DISCLAIMER: TENTU SAJA VOCALOID MILIK YAMAHA CORPORATION AND CRYPTON FUTURE MEDIA
SAYA HANYA MEMINJAM CHARA-NYA SAJA. IZINKAN YA... ^^
VOCALOID
ITS MY ONE SHOOT
SPECIAL FOR SOMEONE UNKNOWN
IN
TEMAN HIDUP SESUNGGUHNYA
BY HIKARI SYARAHMIA
GENRE: FRIENDSHIP/HURT/COMFORT
PAIRING: LUI X RING
RATING: T
SABTU, 20 SEPTEMBER 2014
WARNING: TYPO, ABAL-ABAL, HUMOR GARING, AU, DAN CERITA INI DIPERSEMBAHKAN BUAT SESEORANG YANG TIDAK DIKENAL.
.
.
.
NOTE: POV (RING SUZUNE)
.
.
.
TEMAN HIDUP SESUNGGUHNYA
.
.
.
SOUNDTRACK THIS STORY
LELAKIMU BY ELKASIH
.
.
.
DRAP! DRAP! DRAP!
Suara hentakan sepatu berbunyi nyaring dari sebuah kelokan simpang tiga gang sempit. Di mana di kedua sisi jalan kecil ini dipagari tembok semen yang tingginya tiga meter.
Ya, aku di sini. Melewati jalan kecil ini setiap hari ketika pergi dan pulang sekolah. Karena memang inilah satu-satunya jalan utama menuju jalan rumahku.
Oh iya, aku lupa kalau aku belum memperkenalkan diriku. Baiklah, perkenalkan namaku Ring Suzune. Biasa dipanggil Ring. Umurku 16 tahun dan duduk di kelas dua SMA. Jurusan IPS. Tinggi badanku 160 cm. Berat badanku 44 kg. Kesukaanku adalah... Apa ya? Aku sendiri tidak tahu.
Di sini, aku berlari dengan tergesa-gesa karena harus cepat-cepat melewati jalan sepi ini. Kalau tidak...
GUK! GUK! GUK!
Tuhkan, tanda-tanda bahaya sudah mulai mengancamku lagi. Aku meoleh ke arah pagar tembok semen yang memiliki gerbang besi. Berdirilah anjing Bulldog yang berbadan besar di dekat gerbang yang terbuka lebar.
GLUK!
Aku menelan ludahku dengan cepat karena anjing itu melototi aku dengan tatapannya yang ingin membunuh. Aku pun sudah mengambil ancang-ancang.
"KABUUUR!" pekikku sekeras mungkin karena ketakutan. Aku pun berlari secepat kilat untuk menghindari anjing Bulldog yang mengejarku secara beringas.
Sungguh, inilah kebiasaanku setiap hari ketika pergi dan pulang sekolah. Setiap hari aku selalu mengalami bahaya seperti ini setiap saat melewati jalan itu.
Tapi, apa boleh buat.
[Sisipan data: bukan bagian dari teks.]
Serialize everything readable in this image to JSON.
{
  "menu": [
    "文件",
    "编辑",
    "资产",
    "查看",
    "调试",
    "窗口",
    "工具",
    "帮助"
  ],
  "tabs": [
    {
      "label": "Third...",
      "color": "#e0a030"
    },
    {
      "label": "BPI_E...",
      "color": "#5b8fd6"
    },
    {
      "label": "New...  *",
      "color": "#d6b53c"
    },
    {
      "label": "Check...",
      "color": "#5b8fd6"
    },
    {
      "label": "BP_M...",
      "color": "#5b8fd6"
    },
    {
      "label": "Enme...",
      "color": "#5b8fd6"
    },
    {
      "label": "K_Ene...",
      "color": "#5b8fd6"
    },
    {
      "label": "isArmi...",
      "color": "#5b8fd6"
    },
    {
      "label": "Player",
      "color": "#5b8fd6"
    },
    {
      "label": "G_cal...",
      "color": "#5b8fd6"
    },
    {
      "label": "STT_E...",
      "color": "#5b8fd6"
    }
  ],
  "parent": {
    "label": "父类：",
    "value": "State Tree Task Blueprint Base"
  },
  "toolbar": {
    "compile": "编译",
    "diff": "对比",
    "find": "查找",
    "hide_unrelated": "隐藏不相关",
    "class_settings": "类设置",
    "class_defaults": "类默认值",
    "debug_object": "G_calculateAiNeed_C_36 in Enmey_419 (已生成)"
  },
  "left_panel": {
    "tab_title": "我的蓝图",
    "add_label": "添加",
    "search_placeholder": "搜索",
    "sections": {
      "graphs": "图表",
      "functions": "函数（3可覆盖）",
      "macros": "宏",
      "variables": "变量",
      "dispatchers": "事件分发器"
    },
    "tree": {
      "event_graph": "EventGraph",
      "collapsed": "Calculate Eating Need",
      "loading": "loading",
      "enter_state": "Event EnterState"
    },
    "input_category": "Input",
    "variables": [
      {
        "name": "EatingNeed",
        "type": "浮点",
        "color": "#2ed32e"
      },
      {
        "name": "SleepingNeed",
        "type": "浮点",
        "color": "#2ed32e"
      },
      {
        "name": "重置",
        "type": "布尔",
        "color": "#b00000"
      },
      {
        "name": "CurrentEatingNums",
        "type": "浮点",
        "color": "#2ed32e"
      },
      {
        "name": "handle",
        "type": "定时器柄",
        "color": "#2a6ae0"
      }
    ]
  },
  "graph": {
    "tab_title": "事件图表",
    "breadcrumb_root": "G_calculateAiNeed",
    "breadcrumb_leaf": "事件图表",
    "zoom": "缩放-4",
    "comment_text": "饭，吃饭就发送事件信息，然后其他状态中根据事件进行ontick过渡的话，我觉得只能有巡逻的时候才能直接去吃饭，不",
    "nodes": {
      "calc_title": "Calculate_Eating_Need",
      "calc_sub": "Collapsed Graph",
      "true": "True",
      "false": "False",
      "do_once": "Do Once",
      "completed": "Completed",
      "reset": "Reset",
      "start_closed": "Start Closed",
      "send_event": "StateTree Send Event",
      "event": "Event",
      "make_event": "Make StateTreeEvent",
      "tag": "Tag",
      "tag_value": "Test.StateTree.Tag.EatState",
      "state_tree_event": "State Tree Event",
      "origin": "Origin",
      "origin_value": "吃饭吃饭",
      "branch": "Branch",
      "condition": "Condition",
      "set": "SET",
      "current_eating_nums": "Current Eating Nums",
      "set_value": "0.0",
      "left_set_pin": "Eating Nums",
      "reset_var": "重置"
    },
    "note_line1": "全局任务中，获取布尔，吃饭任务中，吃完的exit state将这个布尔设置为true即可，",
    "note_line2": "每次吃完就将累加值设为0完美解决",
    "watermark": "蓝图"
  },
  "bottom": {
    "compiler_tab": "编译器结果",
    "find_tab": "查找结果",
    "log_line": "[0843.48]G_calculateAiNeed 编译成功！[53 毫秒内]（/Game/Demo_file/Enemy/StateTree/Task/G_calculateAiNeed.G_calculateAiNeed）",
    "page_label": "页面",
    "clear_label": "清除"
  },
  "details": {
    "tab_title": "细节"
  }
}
Memang begitulah kenyataan hidup yang harus kuhadapi demi berjuang bisa sampai ke sekolah.
"WUUUUUAAAAAAH!" aku terus berteriak kencang dan terus berlari agar selamat dari kejaran anjing Bulldog itu.
Kutatap di depanku ada secercah cahaya di ujung sana. Aku tersenyum dengan air mata yang mengalir deras bahwa sebentar lagi aku akan sampai di luar gang sempit.
BRAK!
Memang aku berhasil keluar dari gang sempit itu, aku sudah sampai di jalan utama – tepatnya jalan raya besar yang mempunyai persimpangan empat. Tapi, kenapa rasanya aku menabrak sesuatu benda yang sangat keras?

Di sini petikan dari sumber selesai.